DEC 6th 2014
Passion & Integrity
Commerce & Creativity
Equality Not Hierarchy

Alyson Dee Moore
The Sound Award - USA

Alyson Dee Moore
Foley Artist
For her extensive body of work as a Foley artist and being instrumental in 1998 to organize the United Foley Artist Association to ensure that women and men could be represented by a union and have a voice, Alyson Dee Moore is the recipient of TheWIFTS Sound Award 2014.

Alyson Dee Moore was born and raised in the San Fernando Valley. Her parents were both actors. Her father was notable character actor Alvy Moore who played Hank Kimball, the County Agent, on the CBS television series Green Acres. He then went on to produce many low budget features, the most well-known being A Boy and His Dog, starring a then unknown Don Johnson. Having grown up around studios and location shoots, Alyson always knew that one day she would love to work in the film industry. Her career started with a few small acting roles when she was eight years old. At age ten she got a job as an anchor on a local news program for children called Elementary News and received a Golden Mike Award.

At sixteen, she dropped out of high school and got a job as an assistant to a sound effects editor, where she was introduced to the Foley stage, at a time when only a handful of people were professional Foley artists. Moore was fortunate to apprentice with some of the best, and worked on Falcon Crest and Knots Landing. In 1984, she teamed up with Patricia Nedd and started working for Glen Glenn Sound and Todd AO on Beverly Hills, 90210, Melrose Place and Twin Peaks, just to name a few. As their reputation grew, three more women were introduced into the team which worked together for fifteen years. In 1997, Moore won an Emmy Award for her work on the miniseries The Shining.

Trailer: Interstellar

What is a Foley artist? A Foley artist creates one of a kind, custom sound effects to films, television shows, commercials and video games. The sounds are made in sync with picture, so timing must be perfect and fit seamlessly into the production sound. Most Foley artists got their start by being dancers and were be paid by The Screen Actors Guild (SAG). Back in 1988, there was no category for Foley and most were working without a union. Moore established Foley Artists so there could be representation. It took five years of negotiating with three different unions: SAG, Teamsters and Local 700 (Sound Guild), and they eventually joined Local 700. Foley artists now receive health benefits, a pension and have a standardized pay scale and overtime. Moore is currently a board member of the Local 700.

In 1999, she started working at Warner Bros.

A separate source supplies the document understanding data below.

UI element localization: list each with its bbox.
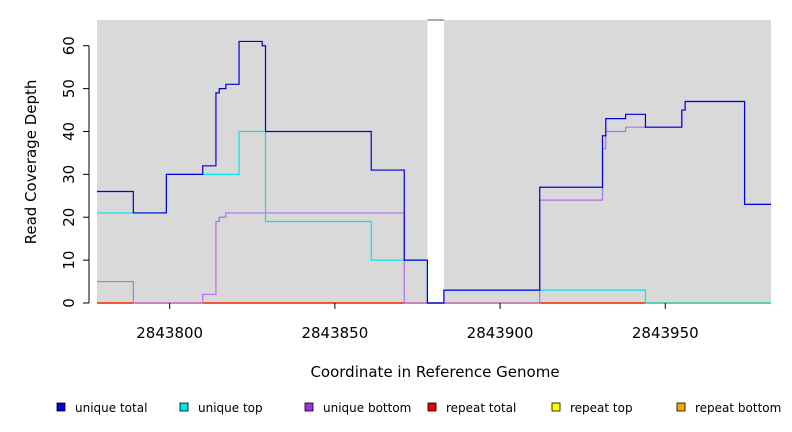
y-tick-label: 20 — [60, 208, 78, 227]
y-tick-label: 0 — [60, 298, 78, 308]
legend-label: unique top — [198, 401, 263, 415]
legend-swatch — [427, 402, 437, 412]
x-tick-label: 2843900 — [467, 324, 534, 342]
x-axis-title: Coordinate in Reference Genome — [310, 363, 559, 381]
x-tick-label: 2843800 — [136, 324, 203, 342]
legend-swatch — [676, 402, 686, 412]
y-tick-label: 60 — [60, 36, 78, 55]
x-tick-label: 2843850 — [301, 324, 368, 342]
x-tick-label: 2843950 — [632, 324, 699, 342]
legend: unique total unique top unique bottom repea… — [56, 401, 781, 415]
y-tick-label: 10 — [60, 251, 78, 270]
series-layer — [97, 40, 771, 304]
y-tick-label: 40 — [60, 122, 78, 141]
legend-label: unique bottom — [323, 401, 411, 415]
legend-label: repeat total — [446, 401, 516, 415]
legend-swatch — [551, 402, 561, 412]
panel-left — [97, 20, 428, 303]
y-tick-label: 50 — [60, 79, 78, 98]
x-axis: 2843800 2843850 2843900 2843950 — [136, 303, 699, 342]
y-axis: 0 10 20 30 40 50 60 — [60, 36, 90, 308]
legend-swatch — [304, 402, 314, 412]
y-tick-label: 30 — [60, 165, 78, 184]
y-axis-title: Read Coverage Depth — [22, 80, 40, 245]
legend-swatch — [56, 402, 66, 412]
panel-right — [443, 20, 771, 303]
plot-background — [97, 19, 771, 303]
series-line-unique-total — [97, 40, 771, 304]
legend-label: unique total — [75, 401, 147, 415]
legend-label: repeat bottom — [695, 401, 781, 415]
legend-swatch — [179, 402, 189, 412]
legend-label: repeat top — [570, 401, 633, 415]
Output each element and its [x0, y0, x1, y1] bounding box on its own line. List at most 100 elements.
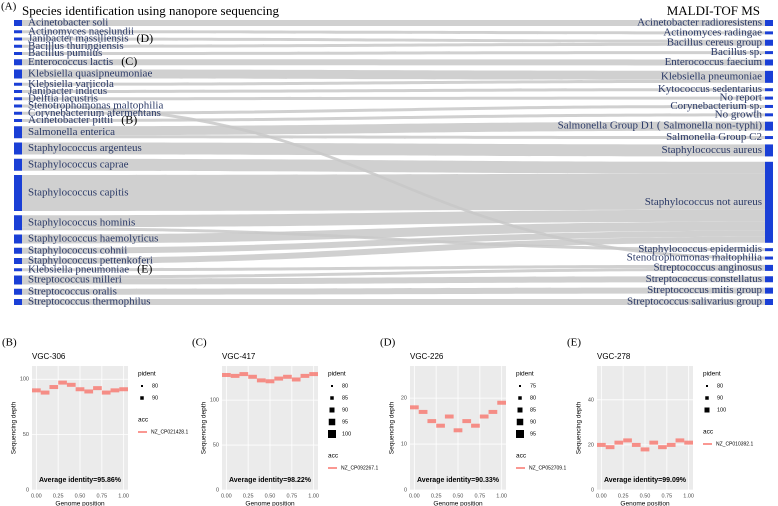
right-node	[765, 39, 773, 46]
x-tick-label: 0.25	[53, 493, 64, 499]
legend-label: 80	[530, 395, 536, 401]
left-node-label: Staphylococcus argenteus	[28, 142, 142, 154]
sankey-link	[22, 236, 765, 264]
left-node-label: Staphylococcus hominis	[28, 216, 135, 228]
left-node	[14, 175, 22, 211]
left-node	[14, 104, 22, 108]
legend-title: pident	[328, 371, 346, 378]
x-tick-label: 0.75	[96, 493, 107, 499]
left-node-label: Klebsiella pneumoniae	[28, 263, 129, 275]
legend-key	[705, 396, 709, 400]
depth-segment	[418, 409, 428, 414]
right-node	[765, 248, 773, 252]
left-node-label: Bacillus pumilus	[28, 47, 102, 59]
sankey-link	[22, 59, 765, 66]
right-node	[765, 287, 773, 294]
y-tick-label: 50	[213, 443, 219, 449]
sankey-link	[22, 96, 765, 101]
x-tick-label: 0.25	[618, 493, 629, 499]
y-axis-label: Sequencing depth	[576, 401, 583, 454]
right-node-label: Streptococcus salivarius group	[627, 296, 763, 308]
y-tick-label: 0	[216, 487, 219, 493]
sankey-link	[22, 230, 765, 254]
legend-title: pident	[516, 371, 534, 378]
panel-title: VGC-226	[410, 352, 444, 361]
x-tick-label: 0.00	[31, 493, 42, 499]
depth-segment	[479, 414, 489, 419]
legend-label: NZ_CP010392.1	[716, 441, 753, 447]
x-tick-label: 0.50	[453, 493, 464, 499]
right-node-label: Enterococcus faecium	[665, 56, 763, 68]
x-tick-label: 0.75	[286, 493, 297, 499]
depth-segment	[597, 442, 606, 447]
y-tick-label: 0	[404, 487, 407, 493]
y-tick-label: 0	[26, 487, 29, 493]
right-node	[765, 121, 773, 131]
depth-segment	[684, 440, 693, 445]
depth-segment	[436, 423, 445, 428]
sankey-link	[22, 20, 765, 26]
right-node-label: Actinomyces radingae	[663, 26, 762, 38]
right-node-label: No report	[720, 92, 762, 104]
depth-segment	[239, 372, 249, 377]
links	[22, 20, 765, 305]
legend-label: 80	[342, 383, 348, 389]
panel-label: (E)	[567, 337, 581, 349]
right-node	[765, 264, 773, 271]
depth-segment	[444, 414, 454, 419]
depth-segment	[265, 379, 275, 384]
left-node	[14, 275, 22, 285]
y-tick-label: 100	[20, 377, 29, 383]
legend-label: 80	[717, 383, 723, 389]
depth-segment	[410, 405, 419, 410]
legend-label: 75	[530, 383, 536, 389]
right-node	[765, 113, 773, 117]
sankey-link	[22, 287, 765, 295]
x-axis-label: Genome position	[245, 501, 295, 506]
legend-key	[141, 385, 143, 387]
annotation: Average identity=99.09%	[604, 477, 687, 484]
x-tick-label: 0.00	[596, 493, 607, 499]
x-tick-label: 1.00	[496, 493, 507, 499]
x-tick-label: 0.25	[431, 493, 442, 499]
depth-segment	[623, 438, 632, 443]
sankey-link	[22, 142, 765, 157]
right-node	[765, 59, 773, 66]
right-node-label: Bacillus cereus group	[667, 36, 763, 48]
left-node	[14, 52, 22, 55]
left-node-label: Staphylococcus cohnii	[28, 244, 127, 256]
sankey-link	[22, 104, 765, 115]
left-node-label: Janibacter indicus	[28, 85, 107, 97]
panel-label: (A)	[1, 1, 17, 13]
legend-label: 90	[717, 395, 723, 401]
sankey-link	[22, 30, 765, 35]
x-axis-label: Genome position	[55, 501, 105, 506]
x-tick-label: 0.00	[409, 493, 420, 499]
right-node-label: Salmonella Group C2	[666, 131, 762, 143]
legend-title: acc	[703, 429, 714, 436]
right-node	[765, 299, 773, 305]
sankey-link	[22, 209, 765, 228]
sankey-link	[22, 121, 765, 136]
depth-segment	[93, 386, 102, 391]
right-node	[765, 88, 773, 92]
left-node-label: Klebsiella quasipneumoniae	[28, 68, 152, 80]
depth-segment	[497, 400, 506, 405]
left-node-label: Stenotrophomonas maltophilia	[28, 100, 163, 112]
y-axis-label: Sequencing depth	[201, 401, 208, 454]
panel-label: (D)	[380, 337, 396, 349]
legend-label: 90	[152, 395, 158, 401]
left-node	[14, 97, 22, 101]
left-node	[14, 299, 22, 305]
left-node	[14, 268, 22, 272]
depth-segment	[119, 387, 128, 392]
left-title: Species identification using nanopore se…	[22, 3, 280, 18]
left-node	[14, 247, 22, 254]
right-node-label: Klebsiella pneumoniae	[661, 70, 762, 82]
legend-label: 85	[342, 395, 348, 401]
panel-title: VGC-278	[597, 352, 631, 361]
depth-segment	[300, 373, 310, 378]
legend-label: 100	[717, 407, 726, 413]
annotation: Average identity=90.33%	[417, 477, 500, 484]
depth-segment	[309, 372, 318, 377]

Studios. There she became partners with Foley artist John Roesch and Foley mixer Mary Jo Lang, and shifted into the feature film world, honing her craft. Part of one of the top teams in Hollywood, she has worked on many films that have won Academy Awards for Best Sound Editing, including The Dark Knight and Inception.

Working at Warner Bros. has been a great experience for her. Moore says: "I remember being little and thinking that when I grow up, I want to work at the studio because for me, it just felt like home. And now I work at Warner Brothers in Burbank. Every time I drive through that gate, I'm just excited that I work there."

Ms. Moore is very involved with The Motion Picture Mothers, an organization that raises money for the Motion Picture Fund. She also enjoys speaking to film students and teaching them how important Foley is to their student films and future film projects, and has spoken at USC and The Art Institute.

Moore's extensive body of work as a Foley artist includes in 2014 - Frozen; Interstellar; Big Hero 6; Gone Girl; and The Judge. She is currently working on the documentary Rwanda and Juliet, about a Dartmouth professor that brings Shakespeare to Rwanda and stages a version of Romeo and Juliet.

TheWIFTS Foundation: Sound is an intricate element in a film, an element that is taken for granted. The Sound department on a film is composed of many artists, each essential to achieve the perfect tone the director requires in any frame of the film. It's an area which is underrepresented with women, and where it's rare for a woman to receive recognition.